Das ist bisher nur Kopfkino. Die Aufregung, auch bei mir, war kurz groß, als eine Kollegin der Süddeutschen Zeitung in ihrem Kommentar Gesundheitsminister Jens Spahn mit der Aussage zitierte, der Schulbetrieb werde im Herbst wieder im Wechselbetrieb stattfinden. Sie hatte sich geirrt, der Unterricht werde zwar nicht im Normalbetrieb stattfinden, hatte Spahn gesagt, aber damit war kein Wechselunterricht gemeint. Puh! Ein fahler Nachgeschmack bleibt trotzdem. Was, wenn, wie im vorigen Jahr, Schulen geschlossen werden, weil die Infektionszahlen im Herbst außer Kontrolle geraten?

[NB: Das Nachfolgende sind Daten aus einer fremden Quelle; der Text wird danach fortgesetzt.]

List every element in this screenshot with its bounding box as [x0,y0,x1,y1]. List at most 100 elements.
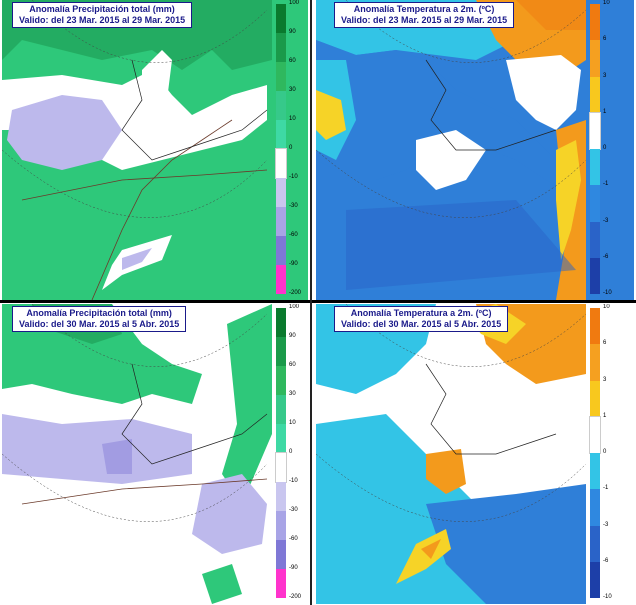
colorbar-tick-label: 60 [289,58,296,64]
colorbar-segment [590,149,600,186]
colorbar-segment [276,424,286,453]
precip-field-week2 [2,304,308,604]
colorbar-tick-label: 10 [289,420,296,426]
temp-title-line2: Valido: del 30 Mar. 2015 al 5 Abr. 2015 [341,319,502,329]
colorbar-segment [276,308,286,337]
colorbar-segment [275,148,287,179]
temp-colorbar-week2: 10 6 3 1 0 -1 -3 -6 -10 [589,304,624,600]
colorbar-tick-label: -30 [289,203,298,209]
colorbar-tick-label: 0 [603,449,607,455]
precip-colorbar-week2: 100 90 60 30 10 0 -10 -30 -60 -90 -200 [275,304,308,600]
colorbar-tick-label: -10 [603,290,612,296]
colorbar-tick-label: -10 [289,478,298,484]
colorbar-tick-label: 0 [289,145,293,151]
colorbar-tick-label: 1 [603,108,607,115]
temp-title-line2: Valido: del 23 Mar. 2015 al 29 Mar. 2015 [341,15,508,25]
colorbar-tick-label: -10 [289,174,298,180]
temp-title-week2: Anomalía Temperatura a 2m. (ºC) Valido: … [334,306,509,332]
colorbar-segment [275,452,287,483]
colorbar-segment [590,561,600,598]
horizontal-divider [0,300,636,303]
temp-map-week2: Anomalía Temperatura a 2m. (ºC) Valido: … [316,304,634,604]
colorbar-tick-label: 30 [289,391,296,397]
precip-title-week1: Anomalía Precipitación total (mm) Valido… [12,2,193,28]
temp-title-line1: Anomalía Temperatura a 2m. (ºC) [350,308,492,318]
colorbar-segment [590,257,600,294]
colorbar-tick-label: 0 [289,449,293,455]
colorbar-tick-label: 6 [603,36,607,43]
colorbar-segment [276,120,286,149]
colorbar-tick-label: -200 [289,290,302,296]
colorbar-tick-label: 90 [289,333,296,339]
colorbar-segment [590,489,600,526]
colorbar-segment [589,415,601,455]
colorbar-tick-label: -200 [289,594,302,600]
colorbar-tick-label: 100 [289,0,300,6]
colorbar-segment [276,569,286,598]
colorbar-tick-label: -90 [289,565,298,571]
precip-title-line1: Anomalía Precipitación total (mm) [26,308,172,318]
colorbar-segment [276,337,286,366]
colorbar-tick-label: 1 [603,412,607,419]
colorbar-segment [276,395,286,424]
colorbar-segment [276,540,286,569]
temp-title-week1: Anomalía Temperatura a 2m. (ºC) Valido: … [334,2,515,28]
colorbar-segment [276,482,286,511]
colorbar-segment [276,207,286,236]
colorbar-segment [590,308,600,345]
colorbar-tick-label: -60 [289,232,298,238]
precip-title-line1: Anomalía Precipitación total (mm) [29,4,175,14]
temp-colorbar-week1: 10 6 3 1 0 -1 -3 -6 -10 [589,0,624,296]
colorbar-segment [590,4,600,41]
colorbar-tick-label: -6 [603,253,609,260]
colorbar-segment [276,265,286,294]
temp-title-line1: Anomalía Temperatura a 2m. (ºC) [353,4,495,14]
colorbar-tick-label: 90 [289,29,296,35]
colorbar-tick-label: 0 [603,145,607,151]
colorbar-segment [589,111,601,151]
colorbar-segment [590,344,600,381]
temp-field-week2 [316,304,634,604]
colorbar-segment [590,453,600,490]
colorbar-tick-label: 30 [289,87,296,93]
colorbar-segment [590,40,600,77]
colorbar-segment [590,221,600,258]
colorbar-tick-label: 100 [289,304,300,310]
colorbar-segment [590,76,600,113]
colorbar-tick-label: -10 [603,594,612,600]
colorbar-tick-label: -3 [603,217,609,224]
colorbar-tick-label: 6 [603,340,607,347]
precip-map-week2: Anomalía Precipitación total (mm) Valido… [2,304,308,604]
colorbar-tick-label: 10 [603,304,610,310]
colorbar-segment [276,33,286,62]
colorbar-tick-label: 60 [289,362,296,368]
colorbar-segment [590,525,600,562]
colorbar-segment [276,511,286,540]
colorbar-tick-label: -3 [603,521,609,528]
colorbar-tick-label: 3 [603,376,607,383]
colorbar-segment [276,366,286,395]
colorbar-tick-label: -1 [603,485,609,492]
temp-field-week1 [316,0,634,300]
precip-field-week1 [2,0,308,300]
temp-map-week1: Anomalía Temperatura a 2m. (ºC) Valido: … [316,0,634,300]
precip-title-line2: Valido: del 30 Mar. 2015 al 5 Abr. 2015 [19,319,180,329]
colorbar-segment [590,185,600,222]
colorbar-segment [276,178,286,207]
colorbar-tick-label: 3 [603,72,607,79]
colorbar-tick-label: -1 [603,181,609,188]
precip-colorbar-week1: 100 90 60 30 10 0 -10 -30 -60 -90 -200 [275,0,308,296]
vertical-divider [310,0,312,605]
colorbar-tick-label: -60 [289,536,298,542]
precip-title-line2: Valido: del 23 Mar. 2015 al 29 Mar. 2015 [19,15,186,25]
colorbar-tick-label: 10 [289,116,296,122]
colorbar-segment [276,62,286,91]
precip-map-week1: Anomalía Precipitación total (mm) Valido… [2,0,308,300]
colorbar-tick-label: 10 [603,0,610,6]
colorbar-segment [276,4,286,33]
colorbar-segment [590,380,600,417]
colorbar-segment [276,236,286,265]
colorbar-tick-label: -30 [289,507,298,513]
colorbar-segment [276,91,286,120]
precip-title-week2: Anomalía Precipitación total (mm) Valido… [12,306,187,332]
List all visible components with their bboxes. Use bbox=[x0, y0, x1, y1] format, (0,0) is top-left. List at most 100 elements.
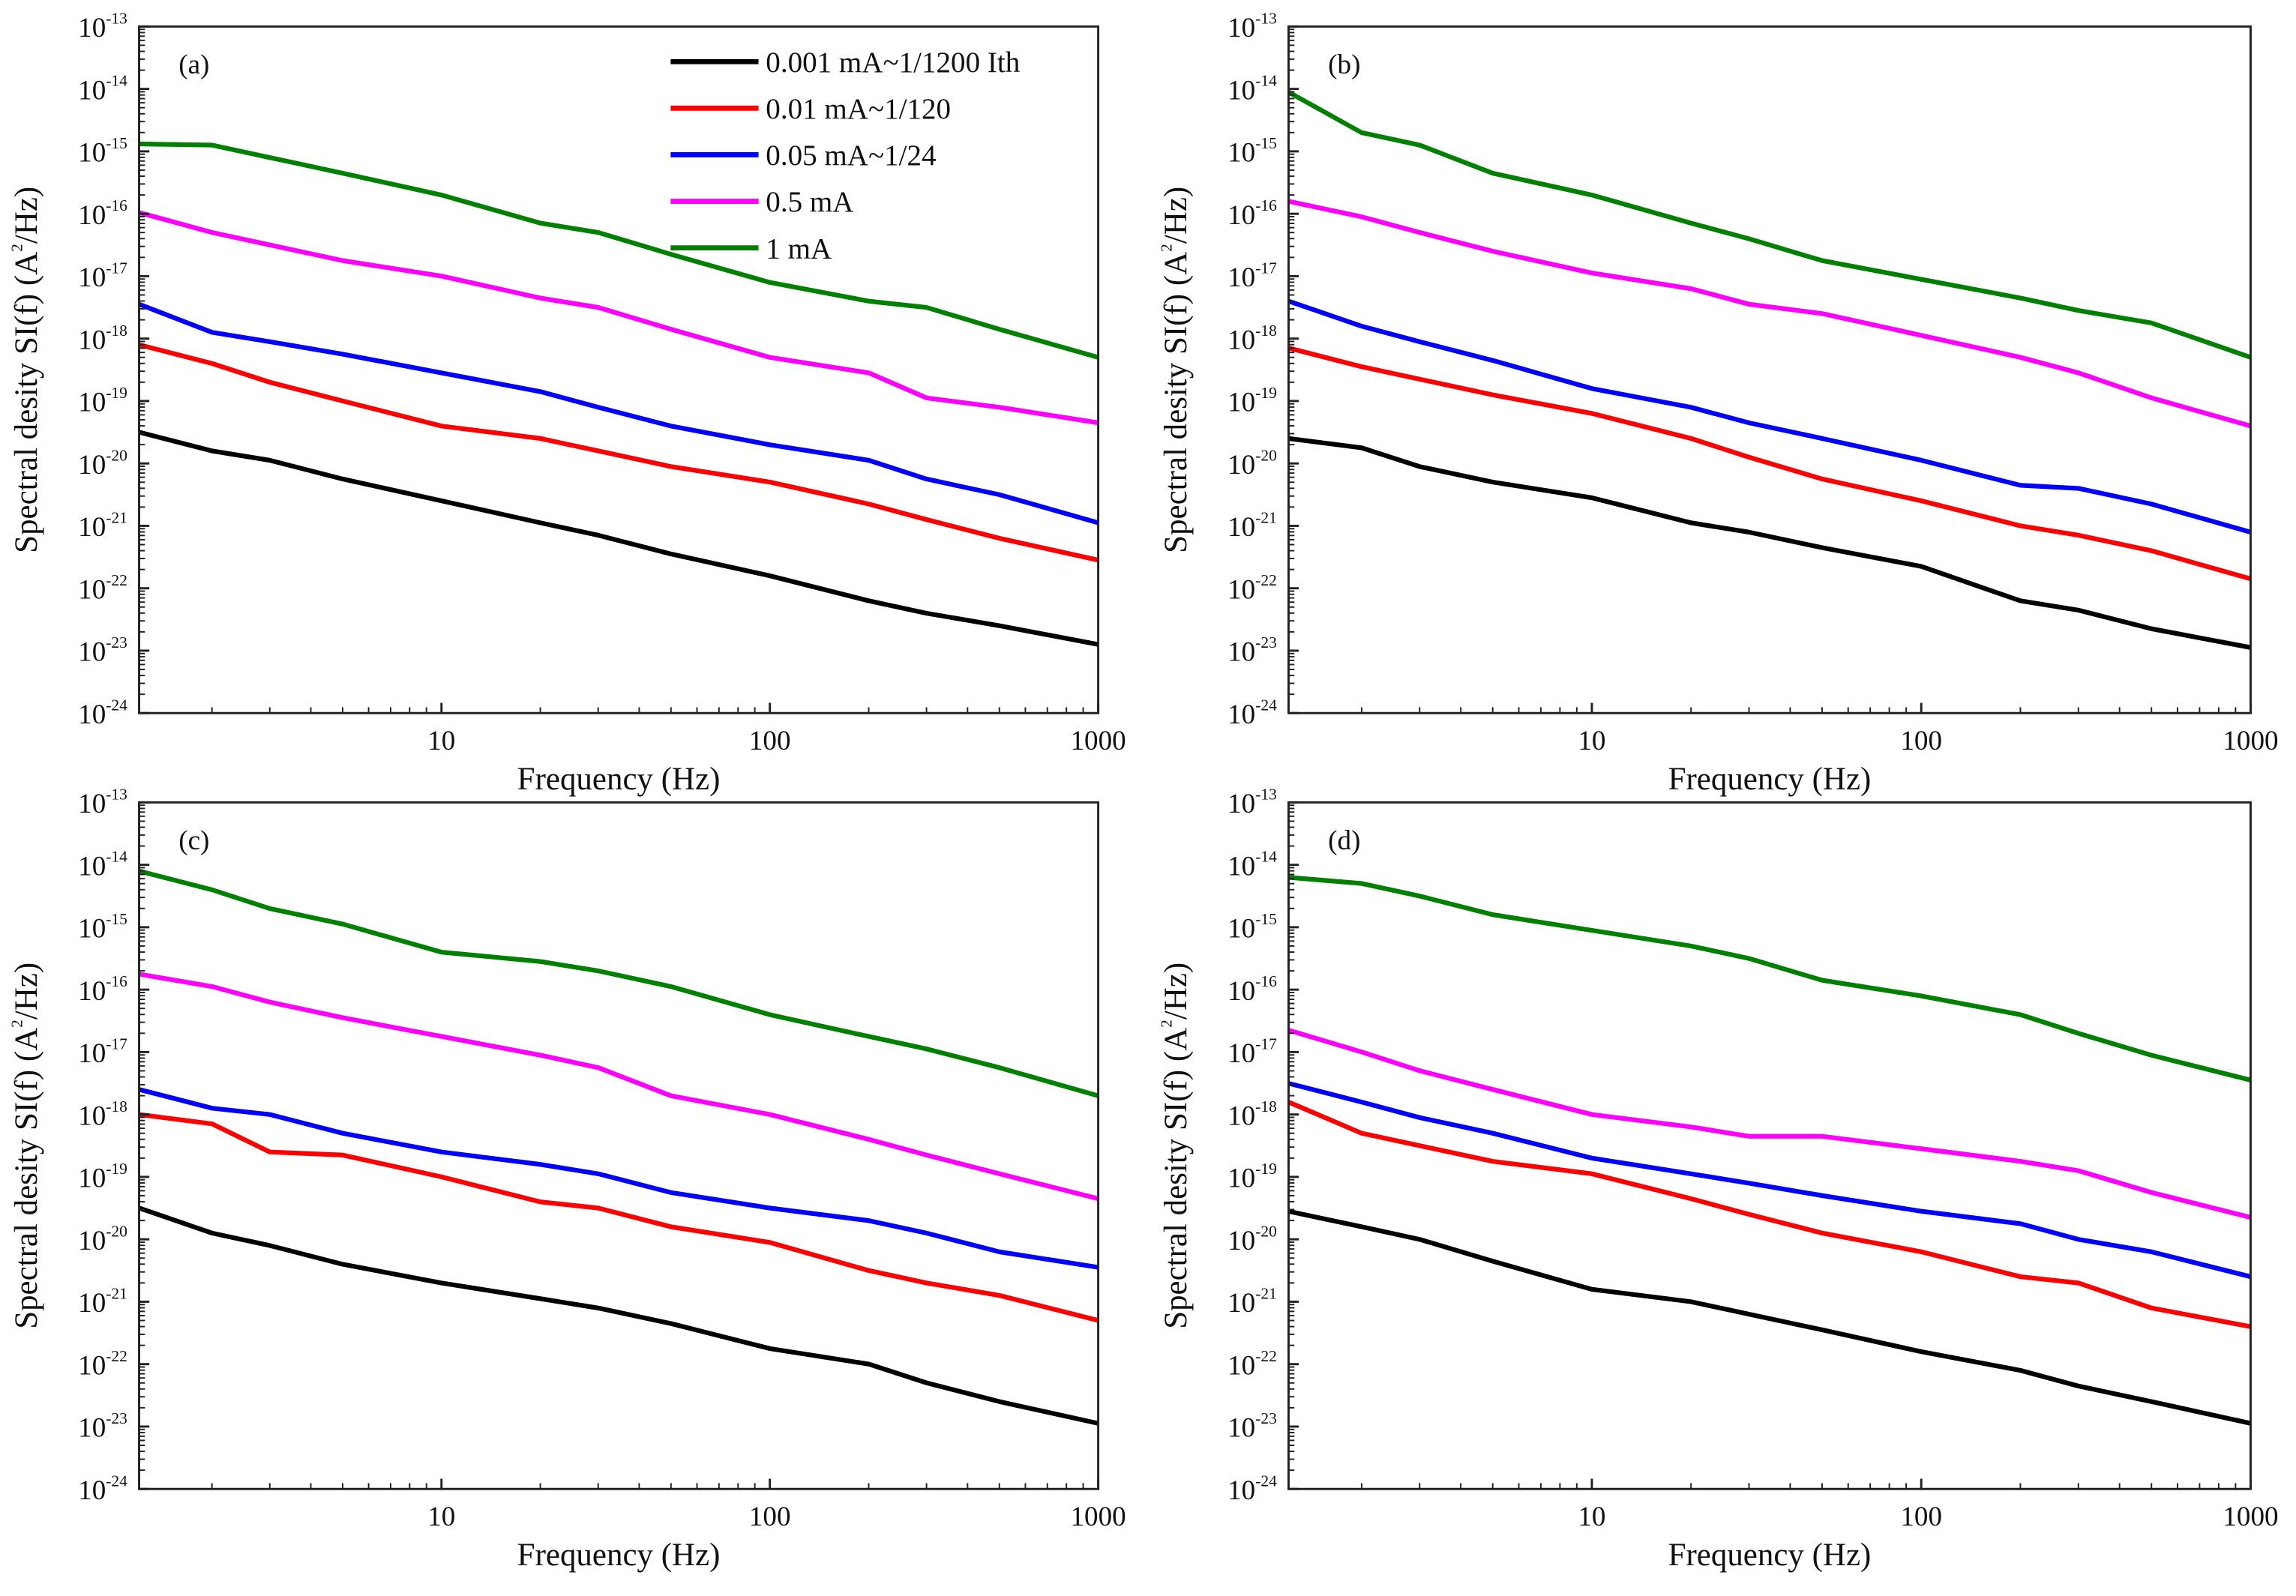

Erwachsene genießen Freiheiten

Das Gesetz zur Bundesnotbremse ist ausgelaufen, die Homeoffice-Pflicht zum 1. Juli gefallen. Und auch die Reisesaison nimmt Fahrt auf. Für 80 Länder hat das Auswärtige Amt jüngst Reisewarnungen aufgehoben. Aus vielen Ländern, die bisher als Risikogebiete eingestuft waren, werden Urlauber nach aktuellem Stand, sofern sie nicht mit dem Flugzeug reisen, auch ohne negativen Corona-Test oder Impfnachweis nach Deutschland zurückkehren können. Zum Beispiel aus Städten, wo EM-Fußballfans in pickepackevollen Stadien jubeln, brüllen, feiern – perfekte Superspreader-Events.

Wir Erwachsenen genießen also zunehmend unsere Freiheiten. Und das trotz der Delta-Variante! Die Inzidenz sinkt zwar seit Wochen bundesweit, aber mittlerweile würden laut Robert-Koch-Institut fast 50 Prozent der Neuinfektionen durch die anstreckendere Virus-Mutante verursacht. Auch Geimpfte können Überträger sein. Stellen Sie sich vor, wie ich eine exponentielle Kurve mit dem Finger in die Luft zeichne …

Vulnerable Kinder

In Großbritannien sollen Infektionen mit der Delta-Variante sogar schon 99 Prozent der Neuinfektionen ausmachen, viele Kinder würden im Krankenhaus behandelt. Das sagte Karl Lauterbach (SPD) am Montag gegenüber der Rheinischen Post. Laut dem Gesundheitspolitiker sollten deshalb Kinder schon ab zwölf Jahren geimpft werden und die Ständige Impfkommission ihre Empfehlung zur Impfung von Kindern hierzulande nochmals überdenken. Nachvollziehbar, schließlich hat sich das Blatt gewendet.

Während zu Beginn der Pandemie die Alten und Schwachen besonders vulnerabel waren und Kinder in der Regel keine ernsten Krankheitsverläufe fürchten mussten, kehrt sich das Bild nun ins Gegenteil. Mehr als 55 Prozent der Bevölkerung, hauptsächlich Erwachsene, sind hierzulande mindestens einmal geimpft. Kinder werden also bald die einzigen ohne Impfangebot sein, riskant.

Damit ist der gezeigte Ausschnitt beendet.